Cyrodiil lässt sich wundervoll mit den Grenzgebieten in Dark Age of Camelot vergleichen. Strategisch wichtige Punkte wollen erobert werden, um den Einfluss der eigenen Fraktion zu erhöhen. Mit Katapulten (die man einfach kaufen kann) lassen sich sogar Teile von Burgmauern einreißen, was wir zumindest schon in einem mitreißenden Video gesehen haben, in dem die Entwickler in einer Schlacht (60 gegen 60) aufeinander eingedroschen haben.

Je größer der Einfluss der eigenen Partei, desto mehr und bessere Boni soll’s im PvE geben. Vielleicht mehr Gesundheit und mehr Ausdauer, ganz wie in DAoC. Zenimax Online wollte diesbezüglich noch nicht ins Detail gehen. Die Fraktion, die einen bestimmten Punktestand in Cyrodiil erstritten hat, darf in die Kaiserstadt einfallen und dort Molag Bals Daedra-Armeen bekämpfen.

Der Spieler, der sich bei der Eroberung am besten geschlagen hat (wie TESO das genau berechnen wird, wissen wir noch nicht, weil’s die Entwickler selbst noch nicht hundertprozentig wissen), wird automatisch Kaiser. Diese Auszeichnung ist an keine besonderen Aufgaben oder gar Vergünstigungen gekoppelt. Man ist eben »nur« für eine gewisse Zeit der coolste Spieler auf dem ganzen Server. Was wir persönlich sehr verlockend finden. Wir sind allerdings zunächst mal gespannt, welche Spieler TESO im Endeffekt ansprechen soll: Die Fans der Solospiele oder dann doch eher MMO-Begeisterte?

Wie soll ein Spiel in Tamriel ohne den Gottvater der TES-Reihe Todd Howard funktionieren? Die Antwort ist einfach: Man besucht das verantwortliche Team inklusive Todd täglich, stimmt sich ab, holt Feedback ein und feilt, damit am Ende die Geschichte in die Welt passt und alle glücklich sind. Ins Gameplay-Design redet das Skyrim-Team aber nicht rein, weil die Anforderungen für eine persistente Welt mit kooperativen und kompetitiven Abenteuern ganz andere sind, als bei einem abgeschlossenen Offline-Rollenspiel.
Einer dieser MMO-Mechanismen ist das neue Finesse-System, das Spieler für besonders gewitztes Vorgehen in Kämpfen belohnen soll. Hat man genügend dieser Finesse-Zähler gesammelt, darf der Spieler einen besonders mächtigen »Ultimate-Angriff« auf seine Feinde niederregnen lassen. Eine Befürchtung dabei: Kommt man in einer offenen MMO-Spielwelt überhaupt zum taktischen Kämpfen, wenn einem jeder andere Spieler in der Zwischenzeit die Feinde wegnimmt?

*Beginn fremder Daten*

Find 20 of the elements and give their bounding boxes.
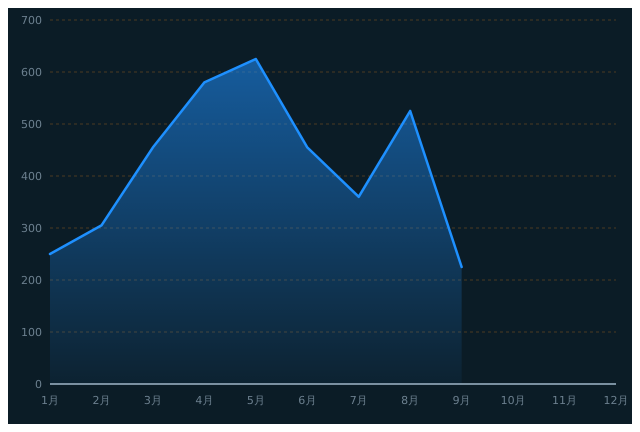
y-tick-label: 500 xyxy=(21,118,42,131)
x-tick-label: 1月 xyxy=(41,394,59,407)
y-tick-label: 300 xyxy=(21,222,42,235)
y-tick-label: 700 xyxy=(21,14,42,27)
x-tick-label: 7月 xyxy=(350,394,368,407)
y-tick-label: 100 xyxy=(21,326,42,339)
x-tick-label: 9月 xyxy=(452,394,471,407)
y-tick-label: 0 xyxy=(35,378,42,391)
x-tick-label: 8月 xyxy=(401,394,420,407)
x-tick-label: 5月 xyxy=(246,394,265,407)
x-tick-label: 4月 xyxy=(195,394,214,407)
x-tick-label: 12月 xyxy=(604,394,628,407)
x-tick-label: 3月 xyxy=(144,394,162,407)
y-tick-label: 200 xyxy=(21,274,42,287)
x-tick-label: 2月 xyxy=(92,394,110,407)
y-tick-label: 600 xyxy=(21,66,42,79)
y-tick-label: 400 xyxy=(21,170,42,183)
x-tick-label: 11月 xyxy=(552,394,578,407)
x-tick-label: 6月 xyxy=(298,394,316,407)
x-tick-label: 10月 xyxy=(500,394,526,407)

Wie uns ZeniMax beruhigt, sollen beide Spielertypen bedient werden. Man erhält zwar mehr Zähler, wenn man taktisch klug spielt, also die Defensive sucht, wenn ein Angriff naht und zur Offensive bläst, wenn der Gegner taumelt. Tötungen an sich lassen aber auch die Finessezähler hochjagen. Und tötet man durch die Überzahl schneller, wird man über die Quantität entlohnt. Allerdings können Monster auch um Hilfe schreien, wenn sie in Unterzahl keine Chance zu haben scheinen.